Chapter 2: Masala Calls and Filmy Roasts
[Barrage: Young man with a perky bum, that’s spot-on hahaha.]
[Barrage: Can he pop a Limca bottle with it? Meera toh full filmy ho gayi, yaar!]
[Barrage: What are these Meera-fans so proud of? That contact name is so disrespectful. Like idol, like fan.]
[Barrage: Can’t friends joke around? And didn’t Meera say it was from truth or dare?]
[Barrage: Why’s everyone missing the sweet part? Ritu knows Arjun’s schedule, even when he’s sleeping...]
[Barrage: They’re totally dating. I don’t care, they’re together.]
[Barrage: A friend of mine has a cousin in the business—Arjun and Ritika have been together for ages, just not public. Apparently spent Diwali together this year.]
[Barrage: Meera is so shameless, calling in front of his girlfriend and flaunting a flirty contact name. Desperate much?]
[Barrage: Ye toh next-level drama hai, boss.]
Indian reality TV, na—always more entertaining than any soap. Saas-bahu who? Our shows have their own full-on masala.
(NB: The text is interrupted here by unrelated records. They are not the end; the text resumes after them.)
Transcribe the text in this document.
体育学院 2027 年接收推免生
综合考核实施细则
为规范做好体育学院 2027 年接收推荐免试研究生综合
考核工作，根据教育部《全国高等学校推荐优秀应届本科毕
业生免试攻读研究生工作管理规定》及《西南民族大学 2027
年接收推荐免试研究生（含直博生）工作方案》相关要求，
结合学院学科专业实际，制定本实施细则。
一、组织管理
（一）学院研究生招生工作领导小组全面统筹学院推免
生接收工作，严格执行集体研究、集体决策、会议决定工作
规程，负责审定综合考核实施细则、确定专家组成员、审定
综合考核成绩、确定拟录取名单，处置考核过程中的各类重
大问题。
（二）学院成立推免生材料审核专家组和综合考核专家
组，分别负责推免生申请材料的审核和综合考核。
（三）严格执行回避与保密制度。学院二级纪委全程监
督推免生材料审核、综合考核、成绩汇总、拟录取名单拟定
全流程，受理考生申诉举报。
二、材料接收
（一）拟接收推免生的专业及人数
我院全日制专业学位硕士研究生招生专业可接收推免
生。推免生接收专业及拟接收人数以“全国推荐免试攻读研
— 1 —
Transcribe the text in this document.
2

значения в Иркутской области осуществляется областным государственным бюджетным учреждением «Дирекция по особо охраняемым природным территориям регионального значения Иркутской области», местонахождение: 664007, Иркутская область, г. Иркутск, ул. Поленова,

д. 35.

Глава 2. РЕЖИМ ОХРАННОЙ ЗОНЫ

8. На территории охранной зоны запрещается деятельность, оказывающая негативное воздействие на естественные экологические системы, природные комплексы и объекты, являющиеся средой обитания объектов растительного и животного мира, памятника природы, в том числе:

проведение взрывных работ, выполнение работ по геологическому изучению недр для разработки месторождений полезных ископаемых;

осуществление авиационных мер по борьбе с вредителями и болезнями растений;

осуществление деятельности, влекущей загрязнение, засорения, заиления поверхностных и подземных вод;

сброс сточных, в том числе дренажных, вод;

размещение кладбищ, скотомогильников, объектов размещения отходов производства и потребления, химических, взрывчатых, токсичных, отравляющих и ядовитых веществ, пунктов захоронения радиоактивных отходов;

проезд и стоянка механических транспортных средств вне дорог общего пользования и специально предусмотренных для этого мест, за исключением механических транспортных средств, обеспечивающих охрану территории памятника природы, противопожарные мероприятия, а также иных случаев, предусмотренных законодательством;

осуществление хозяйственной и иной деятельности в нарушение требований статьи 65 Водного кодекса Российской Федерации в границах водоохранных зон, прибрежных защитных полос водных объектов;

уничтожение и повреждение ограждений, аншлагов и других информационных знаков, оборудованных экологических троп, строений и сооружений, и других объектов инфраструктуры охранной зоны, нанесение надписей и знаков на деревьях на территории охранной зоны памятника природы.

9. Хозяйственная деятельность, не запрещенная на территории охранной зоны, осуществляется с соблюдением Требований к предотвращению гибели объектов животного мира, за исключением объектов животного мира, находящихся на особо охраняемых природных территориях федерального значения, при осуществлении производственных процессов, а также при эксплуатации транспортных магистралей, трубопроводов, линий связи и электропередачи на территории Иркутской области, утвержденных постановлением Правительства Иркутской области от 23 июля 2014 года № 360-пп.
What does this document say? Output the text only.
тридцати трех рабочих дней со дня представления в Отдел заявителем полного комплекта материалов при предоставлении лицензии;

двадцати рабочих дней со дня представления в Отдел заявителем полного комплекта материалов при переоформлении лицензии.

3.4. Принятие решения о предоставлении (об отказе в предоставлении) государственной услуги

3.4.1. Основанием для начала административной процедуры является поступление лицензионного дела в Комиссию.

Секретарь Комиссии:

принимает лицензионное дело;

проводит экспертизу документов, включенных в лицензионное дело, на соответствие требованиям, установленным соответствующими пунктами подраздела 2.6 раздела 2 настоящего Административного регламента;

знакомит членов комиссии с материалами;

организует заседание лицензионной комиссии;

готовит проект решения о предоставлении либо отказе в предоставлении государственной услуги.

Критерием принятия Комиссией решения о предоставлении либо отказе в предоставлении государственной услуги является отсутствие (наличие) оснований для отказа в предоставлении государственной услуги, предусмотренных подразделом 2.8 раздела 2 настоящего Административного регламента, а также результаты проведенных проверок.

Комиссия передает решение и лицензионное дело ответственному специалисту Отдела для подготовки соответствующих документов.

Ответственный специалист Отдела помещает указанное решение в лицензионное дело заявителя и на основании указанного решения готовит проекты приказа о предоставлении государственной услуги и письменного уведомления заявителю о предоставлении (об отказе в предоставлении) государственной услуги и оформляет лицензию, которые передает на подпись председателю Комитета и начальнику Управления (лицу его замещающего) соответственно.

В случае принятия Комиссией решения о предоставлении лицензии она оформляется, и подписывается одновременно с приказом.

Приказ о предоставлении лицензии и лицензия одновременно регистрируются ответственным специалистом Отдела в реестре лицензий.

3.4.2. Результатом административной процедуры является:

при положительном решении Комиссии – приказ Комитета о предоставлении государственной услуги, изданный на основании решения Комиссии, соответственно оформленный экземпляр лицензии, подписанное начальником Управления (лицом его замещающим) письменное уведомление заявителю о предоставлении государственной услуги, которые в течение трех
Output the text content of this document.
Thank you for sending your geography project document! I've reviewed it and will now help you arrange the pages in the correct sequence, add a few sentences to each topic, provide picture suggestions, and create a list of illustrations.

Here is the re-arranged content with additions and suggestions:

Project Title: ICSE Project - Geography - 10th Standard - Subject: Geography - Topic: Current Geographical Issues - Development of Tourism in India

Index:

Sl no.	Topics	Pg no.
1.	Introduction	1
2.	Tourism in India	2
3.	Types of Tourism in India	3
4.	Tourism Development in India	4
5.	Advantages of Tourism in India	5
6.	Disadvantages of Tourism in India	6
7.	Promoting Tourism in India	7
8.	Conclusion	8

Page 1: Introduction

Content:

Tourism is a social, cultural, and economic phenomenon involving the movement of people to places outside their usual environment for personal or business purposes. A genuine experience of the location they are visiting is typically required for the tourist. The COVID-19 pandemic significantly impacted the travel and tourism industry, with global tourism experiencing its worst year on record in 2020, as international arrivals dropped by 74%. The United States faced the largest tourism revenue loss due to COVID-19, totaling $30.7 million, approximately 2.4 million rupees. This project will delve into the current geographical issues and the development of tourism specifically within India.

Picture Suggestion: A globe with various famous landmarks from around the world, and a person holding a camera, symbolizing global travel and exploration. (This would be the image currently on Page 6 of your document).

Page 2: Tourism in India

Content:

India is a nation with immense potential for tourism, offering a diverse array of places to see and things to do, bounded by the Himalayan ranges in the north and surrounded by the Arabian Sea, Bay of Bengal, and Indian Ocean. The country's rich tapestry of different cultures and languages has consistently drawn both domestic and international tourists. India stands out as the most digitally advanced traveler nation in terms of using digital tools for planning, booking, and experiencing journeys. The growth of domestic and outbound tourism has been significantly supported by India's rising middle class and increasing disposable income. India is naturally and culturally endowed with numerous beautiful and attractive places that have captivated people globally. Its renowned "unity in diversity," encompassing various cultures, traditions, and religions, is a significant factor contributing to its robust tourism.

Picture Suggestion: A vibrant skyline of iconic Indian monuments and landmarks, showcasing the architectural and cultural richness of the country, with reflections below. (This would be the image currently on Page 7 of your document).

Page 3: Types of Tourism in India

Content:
Finally, the call connected.
“Hello?”
A man’s voice—gruff, tired, a little hoarse—echoed through the studio, his breath raspy enough to make the front row aunties blush. I could practically see him sprawled on his bed, hair a mess, eyes still shut.
I eyed Ritika. She was all shy smiles and coy glances. Kya scene hai, yaar? Are they really dating? Whatever. Your taste, your problem, Ritika. Like stuffing everything into a dosa—messy, spicy, but somehow the crowd can’t stop watching. All that was missing was the sambar!
Note to self: After this, treat myself to a crispy ghee roast dosa with extra aloo masala.
Arjun’s voice dripped with attitude. “Miss Meera, it’s eight o’clock in Mumbai. I’ve only slept two hours. I hope this is actually important.”
He only calls me ‘Miss Meera’ when he wants to show off. The studio crowd giggled, and I felt like a bug under a microscope.
Time to deliver the line. “Can you lend me twenty lakhs so I can buy a piece of clothing?”
Come on, Arjun, roast me. Quick.
There was a pause, then his voice—deadpan as ever: “Bas, Meera, mere kapde chahiye? Mere skin bhi le lo, kya? Tum toh kamaal ho.”
I nearly lost it laughing. I could picture his sleepy smirk, eyes half-shut, hair everywhere.
The host and guests exchanged grins, and the barrage went wild with laughter and memes about my ‘cold’ tactics.
I wasn’t backing down. I cranked up the drama. “Even if you were standing naked in front of me, I’d still dig through your jeans pockets and transfer the money to myself using your phone.”
He shot back, “Sorry, can’t do a man that dirty, but your little bit of money? That’s mine now.”
The studio erupted. Some aunties looked scandalised, covering their mouths, but a few younger girls whistled and clapped. The camera caught Ritika rolling her eyes, pretending to be more interested in her nails.